Peanut Butter Cookies Recipe Tips
Bake perfect cookies
Check out my baking tips blog post on 10 Tips for Making Perfect Cookies! HOWEVER, for these cookies, I don’t recommend chilling the dough as is recommended in the post. Be sure to always read the directions on your recipes!
Marking the cookie dough
Peanut butter cookies classically have a hashtag mark made with a fork. My preference is to use a potato masher which allows for a wider and larger hashtag mark.
Storing and serving
The cookies can be stored at room temperature in an airtight container for up to three days.
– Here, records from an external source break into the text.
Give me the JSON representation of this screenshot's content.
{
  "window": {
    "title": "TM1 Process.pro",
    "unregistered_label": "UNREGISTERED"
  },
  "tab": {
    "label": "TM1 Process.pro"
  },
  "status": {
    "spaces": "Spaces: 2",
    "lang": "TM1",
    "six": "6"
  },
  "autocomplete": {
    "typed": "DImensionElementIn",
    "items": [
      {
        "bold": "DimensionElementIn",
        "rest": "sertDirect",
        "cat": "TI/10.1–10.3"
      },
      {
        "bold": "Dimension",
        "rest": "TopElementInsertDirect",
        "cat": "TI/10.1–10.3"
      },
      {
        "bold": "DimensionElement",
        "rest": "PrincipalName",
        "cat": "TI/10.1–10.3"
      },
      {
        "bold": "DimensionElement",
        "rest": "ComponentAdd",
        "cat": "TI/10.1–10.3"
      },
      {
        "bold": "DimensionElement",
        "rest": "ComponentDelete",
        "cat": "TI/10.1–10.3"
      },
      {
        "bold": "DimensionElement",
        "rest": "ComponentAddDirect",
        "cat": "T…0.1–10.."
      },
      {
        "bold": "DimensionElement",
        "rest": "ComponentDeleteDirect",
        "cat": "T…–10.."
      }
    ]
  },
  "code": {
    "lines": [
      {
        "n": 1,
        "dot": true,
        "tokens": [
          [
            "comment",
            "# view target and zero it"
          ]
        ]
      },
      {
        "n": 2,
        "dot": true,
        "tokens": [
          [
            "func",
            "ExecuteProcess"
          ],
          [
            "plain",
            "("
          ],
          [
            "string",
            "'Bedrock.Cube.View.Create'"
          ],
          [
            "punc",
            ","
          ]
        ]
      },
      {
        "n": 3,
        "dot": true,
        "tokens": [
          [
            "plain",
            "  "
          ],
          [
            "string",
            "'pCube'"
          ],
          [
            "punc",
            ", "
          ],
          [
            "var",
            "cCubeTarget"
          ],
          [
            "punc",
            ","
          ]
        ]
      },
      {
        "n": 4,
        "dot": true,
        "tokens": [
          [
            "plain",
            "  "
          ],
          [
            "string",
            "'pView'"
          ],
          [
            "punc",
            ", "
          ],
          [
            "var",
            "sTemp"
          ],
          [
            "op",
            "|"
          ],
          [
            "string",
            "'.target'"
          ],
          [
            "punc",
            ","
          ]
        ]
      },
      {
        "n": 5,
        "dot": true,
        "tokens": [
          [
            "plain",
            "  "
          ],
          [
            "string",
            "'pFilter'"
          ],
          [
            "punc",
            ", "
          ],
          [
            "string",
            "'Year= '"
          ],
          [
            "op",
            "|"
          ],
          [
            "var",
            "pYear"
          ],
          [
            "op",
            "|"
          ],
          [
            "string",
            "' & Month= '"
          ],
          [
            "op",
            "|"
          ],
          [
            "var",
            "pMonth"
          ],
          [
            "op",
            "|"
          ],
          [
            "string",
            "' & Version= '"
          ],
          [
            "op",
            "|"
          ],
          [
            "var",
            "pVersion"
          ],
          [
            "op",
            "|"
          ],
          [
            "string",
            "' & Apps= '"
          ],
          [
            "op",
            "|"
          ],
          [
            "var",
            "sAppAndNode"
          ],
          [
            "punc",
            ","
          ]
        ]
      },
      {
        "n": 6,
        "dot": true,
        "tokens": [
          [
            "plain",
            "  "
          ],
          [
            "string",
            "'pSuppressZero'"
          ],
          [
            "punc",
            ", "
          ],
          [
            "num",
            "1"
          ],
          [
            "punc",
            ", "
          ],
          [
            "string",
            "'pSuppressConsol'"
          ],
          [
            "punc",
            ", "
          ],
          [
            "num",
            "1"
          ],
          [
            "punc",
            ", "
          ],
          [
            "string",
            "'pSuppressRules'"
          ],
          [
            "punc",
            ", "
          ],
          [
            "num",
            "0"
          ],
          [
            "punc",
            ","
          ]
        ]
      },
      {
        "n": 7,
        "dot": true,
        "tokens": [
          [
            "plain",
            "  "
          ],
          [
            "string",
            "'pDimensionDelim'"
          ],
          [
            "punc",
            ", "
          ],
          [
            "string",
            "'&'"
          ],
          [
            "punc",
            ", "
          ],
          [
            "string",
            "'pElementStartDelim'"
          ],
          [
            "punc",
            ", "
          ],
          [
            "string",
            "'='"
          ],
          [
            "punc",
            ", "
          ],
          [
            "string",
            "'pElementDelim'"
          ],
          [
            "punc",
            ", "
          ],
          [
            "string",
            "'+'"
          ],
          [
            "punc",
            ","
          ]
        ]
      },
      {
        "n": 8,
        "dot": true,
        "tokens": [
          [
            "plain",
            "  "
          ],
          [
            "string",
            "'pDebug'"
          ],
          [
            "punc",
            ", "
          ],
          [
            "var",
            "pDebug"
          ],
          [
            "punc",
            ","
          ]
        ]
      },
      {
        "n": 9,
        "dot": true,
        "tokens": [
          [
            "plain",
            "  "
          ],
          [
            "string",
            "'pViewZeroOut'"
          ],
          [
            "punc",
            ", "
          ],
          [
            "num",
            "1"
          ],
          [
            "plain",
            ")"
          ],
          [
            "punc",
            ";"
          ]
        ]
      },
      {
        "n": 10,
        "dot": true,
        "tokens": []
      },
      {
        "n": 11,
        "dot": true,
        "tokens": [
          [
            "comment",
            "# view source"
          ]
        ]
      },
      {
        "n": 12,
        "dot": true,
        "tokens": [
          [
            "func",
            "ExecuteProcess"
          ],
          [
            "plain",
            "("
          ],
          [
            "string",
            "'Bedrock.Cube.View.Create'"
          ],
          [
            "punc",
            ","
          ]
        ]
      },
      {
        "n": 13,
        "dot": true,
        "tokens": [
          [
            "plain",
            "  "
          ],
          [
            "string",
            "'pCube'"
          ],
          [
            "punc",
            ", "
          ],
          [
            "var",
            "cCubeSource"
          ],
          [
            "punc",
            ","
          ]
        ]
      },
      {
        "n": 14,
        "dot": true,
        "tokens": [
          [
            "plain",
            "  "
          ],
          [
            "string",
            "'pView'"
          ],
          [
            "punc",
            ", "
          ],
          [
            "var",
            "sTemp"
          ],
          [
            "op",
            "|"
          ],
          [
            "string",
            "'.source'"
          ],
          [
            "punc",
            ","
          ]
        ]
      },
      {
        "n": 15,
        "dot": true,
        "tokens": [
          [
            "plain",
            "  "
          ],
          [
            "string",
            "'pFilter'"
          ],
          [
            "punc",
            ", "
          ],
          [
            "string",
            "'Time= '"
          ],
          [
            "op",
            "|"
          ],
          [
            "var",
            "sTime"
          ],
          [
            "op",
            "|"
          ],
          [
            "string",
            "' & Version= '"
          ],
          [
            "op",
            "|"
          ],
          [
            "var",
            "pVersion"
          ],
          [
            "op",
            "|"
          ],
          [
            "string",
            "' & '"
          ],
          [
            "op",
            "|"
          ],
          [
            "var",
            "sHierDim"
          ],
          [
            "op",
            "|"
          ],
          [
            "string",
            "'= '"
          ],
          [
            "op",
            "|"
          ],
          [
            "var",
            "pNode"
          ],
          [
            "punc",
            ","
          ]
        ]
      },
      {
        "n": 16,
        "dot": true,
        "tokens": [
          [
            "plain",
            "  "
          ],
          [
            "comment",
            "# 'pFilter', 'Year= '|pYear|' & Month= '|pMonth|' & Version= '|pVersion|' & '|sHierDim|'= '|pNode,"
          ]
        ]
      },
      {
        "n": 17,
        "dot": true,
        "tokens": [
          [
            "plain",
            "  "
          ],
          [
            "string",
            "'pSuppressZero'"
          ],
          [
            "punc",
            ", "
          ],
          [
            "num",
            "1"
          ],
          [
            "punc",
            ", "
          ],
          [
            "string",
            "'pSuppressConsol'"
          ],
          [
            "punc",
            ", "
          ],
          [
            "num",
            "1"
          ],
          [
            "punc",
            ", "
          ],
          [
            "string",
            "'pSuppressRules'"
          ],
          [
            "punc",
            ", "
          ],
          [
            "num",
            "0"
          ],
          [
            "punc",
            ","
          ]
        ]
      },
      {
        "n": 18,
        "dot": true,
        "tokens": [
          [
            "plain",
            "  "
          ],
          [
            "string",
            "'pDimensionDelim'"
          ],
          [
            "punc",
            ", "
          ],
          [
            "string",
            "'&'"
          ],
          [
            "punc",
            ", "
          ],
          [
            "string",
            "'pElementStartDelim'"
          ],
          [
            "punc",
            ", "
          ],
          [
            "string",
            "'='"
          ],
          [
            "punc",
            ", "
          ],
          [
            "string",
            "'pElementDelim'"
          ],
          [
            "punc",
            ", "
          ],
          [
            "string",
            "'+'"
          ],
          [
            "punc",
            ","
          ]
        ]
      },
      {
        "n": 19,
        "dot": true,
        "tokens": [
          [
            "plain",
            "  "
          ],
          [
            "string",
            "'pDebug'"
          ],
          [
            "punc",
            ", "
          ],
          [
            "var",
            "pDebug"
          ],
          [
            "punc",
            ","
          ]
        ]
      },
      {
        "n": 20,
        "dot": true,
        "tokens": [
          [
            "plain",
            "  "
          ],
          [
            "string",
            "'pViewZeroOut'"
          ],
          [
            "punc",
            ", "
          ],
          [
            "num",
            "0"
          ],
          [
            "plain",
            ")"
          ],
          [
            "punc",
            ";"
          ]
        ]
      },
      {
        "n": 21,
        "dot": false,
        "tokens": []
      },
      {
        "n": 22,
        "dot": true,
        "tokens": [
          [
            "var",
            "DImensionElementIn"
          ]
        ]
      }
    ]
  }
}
You can also store portioned cookie dough in the refrigerator for up to 2 weeks and in the freezer for 1 month. To bake, remove the cookies from the refrigerator or freezer and allow the dough to come to room temperature.
Peanut Butter Cookies
- Stand mixer or electric hand mixer
- 1 cup creamy peanut butter
- ½ cup unsalted butter room temperature
- ¾ cup light brown sugar
- ½ cup granulated sugar
- 1 egg room temperature
- 2 tsp vanilla extract
- 1 ½ cups all-purpose flour
- ½ tsp baking soda
- ½ tsp baking powder
- ½ tsp salt
- 1 tbsp granulated sugar
- Preheat oven to 350° F. Line baking sheets with silicone baking mats or parchment paper.
- In a large mixing bowl, combine peanut butter, unsalted butter, light brown sugar, and granulated sugar. Using an electric mixer, cream on medium speed until well combined.
- Add egg and vanilla extract and continue to mix until well combined.
- Add all-purpose flour, baking soda, baking powder, and salt. Mix until the dry ingredients are combined with the wet ingredients. Do not overmix. Scrape the bowl to ensure all the ingredients are well combined.
- Using a medium cookie scoop (1 ½ tbsp), portion the peanut butter cookie dough.
- Roll the dough balls into smooth spheres and place onto the silicone baking mat, allowing space for spreading.
- Using a fork or potato masher, create a hashtag on the top of each cookie. Sprinkle with additional sugar if desired.
- Bake the cookies for approximately 12 minutes.
- Remove the baking sheet from the oven and allow the cookies to cool on the pan for 2-3 minutes. Transfer the cookies to a wire rack to cool completely.